Le conflit s’est noué entre le gouverneur de la région nommé il y
a plusieurs mois, Ahmed Ezzine Mahjoub, et une partie de la population, harassée
par les difficultés quotidiennes et par une situation économique difficile. Il
témoigne aussi d’une tension de plus en plus évidente entre l’UGTT, qui a joué un
rôle central dans le soulèvement contre l’ancien régime de Zine El-Abidine Ben
Ali, et les islamistes parvenus depuis au pouvoir.
«Ennahda impose des gouverneurs qui
travaillent comme des militants, sous les ordres du parti», dénonce Sami Tahri, membre du bureau exécutif de l’UGTT.

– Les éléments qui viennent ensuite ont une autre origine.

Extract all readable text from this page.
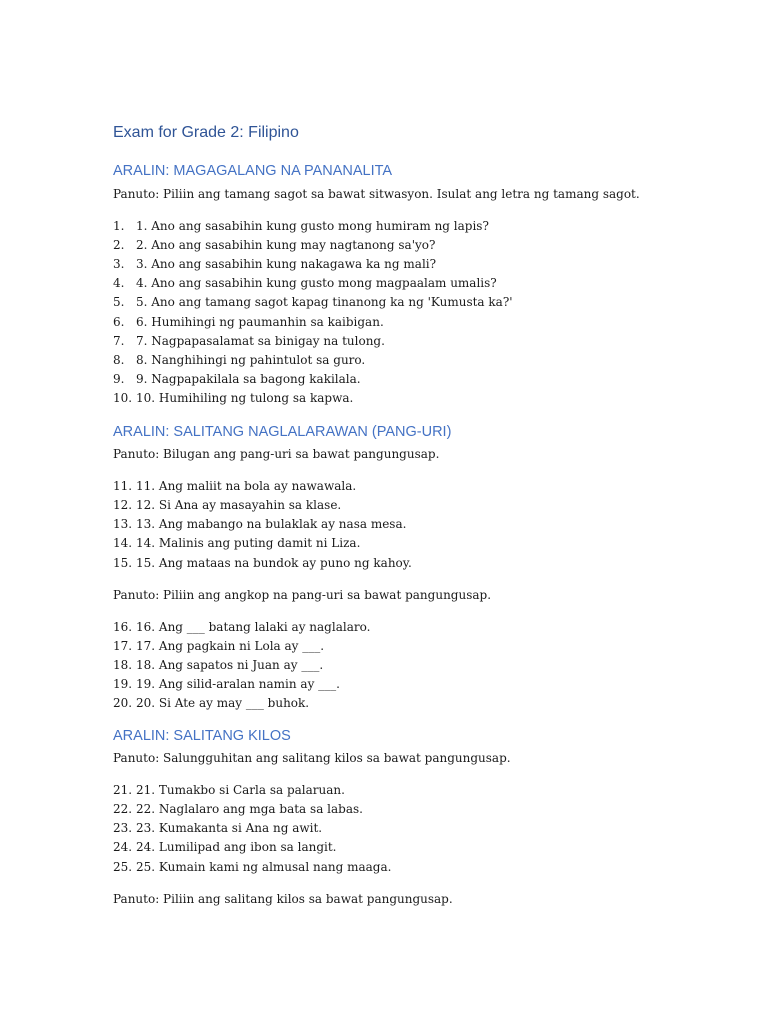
Exam for Grade 2: Filipino
ARALIN: MAGAGALANG NA PANANALITA
Panuto: Piliin ang tamang sagot sa bawat sitwasyon. Isulat ang letra ng tamang sagot.
1. 1. Ano ang sasabihin kung gusto mong humiram ng lapis?
2. 2. Ano ang sasabihin kung may nagtanong sa'yo?
3. 3. Ano ang sasabihin kung nakagawa ka ng mali?
4. 4. Ano ang sasabihin kung gusto mong magpaalam umalis?
5. 5. Ano ang tamang sagot kapag tinanong ka ng 'Kumusta ka?'
6. 6. Humihingi ng paumanhin sa kaibigan.
7. 7. Nagpapasalamat sa binigay na tulong.
8. 8. Nanghihingi ng pahintulot sa guro.
9. 9. Nagpapakilala sa bagong kakilala.
10. 10. Humihiling ng tulong sa kapwa.
ARALIN: SALITANG NAGLALARAWAN (PANG-URI)
Panuto: Bilugan ang pang-uri sa bawat pangungusap.
11. 11. Ang maliit na bola ay nawawala.
12. 12. Si Ana ay masayahin sa klase.
13. 13. Ang mabango na bulaklak ay nasa mesa.
14. 14. Malinis ang puting damit ni Liza.
15. 15. Ang mataas na bundok ay puno ng kahoy.
Panuto: Piliin ang angkop na pang-uri sa bawat pangungusap.
16. 16. Ang ___ batang lalaki ay naglalaro.
17. 17. Ang pagkain ni Lola ay ___.
18. 18. Ang sapatos ni Juan ay ___.
19. 19. Ang silid-aralan namin ay ___.
20. 20. Si Ate ay may ___ buhok.
ARALIN: SALITANG KILOS
Panuto: Salungguhitan ang salitang kilos sa bawat pangungusap.
21. 21. Tumakbo si Carla sa palaruan.
22. 22. Naglalaro ang mga bata sa labas.
23. 23. Kumakanta si Ana ng awit.
24. 24. Lumilipad ang ibon sa langit.
25. 25. Kumain kami ng almusal nang maaga.
Panuto: Piliin ang salitang kilos sa bawat pangungusap.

Lundi, les premiers heurts ont commencé après une nouvelle altercation
entre les autorités locales et une syndicaliste. Une étincelle de plus qui a
enflammé Siliana, «privée de moyens», où le chômage concerne près d’un jeune sur deux. Les habitants
réclament également la libération de quatorze personnes détenues depuis plus d’un
an,pour des violences commises en avril 2011, et toujours en attente de
jugement.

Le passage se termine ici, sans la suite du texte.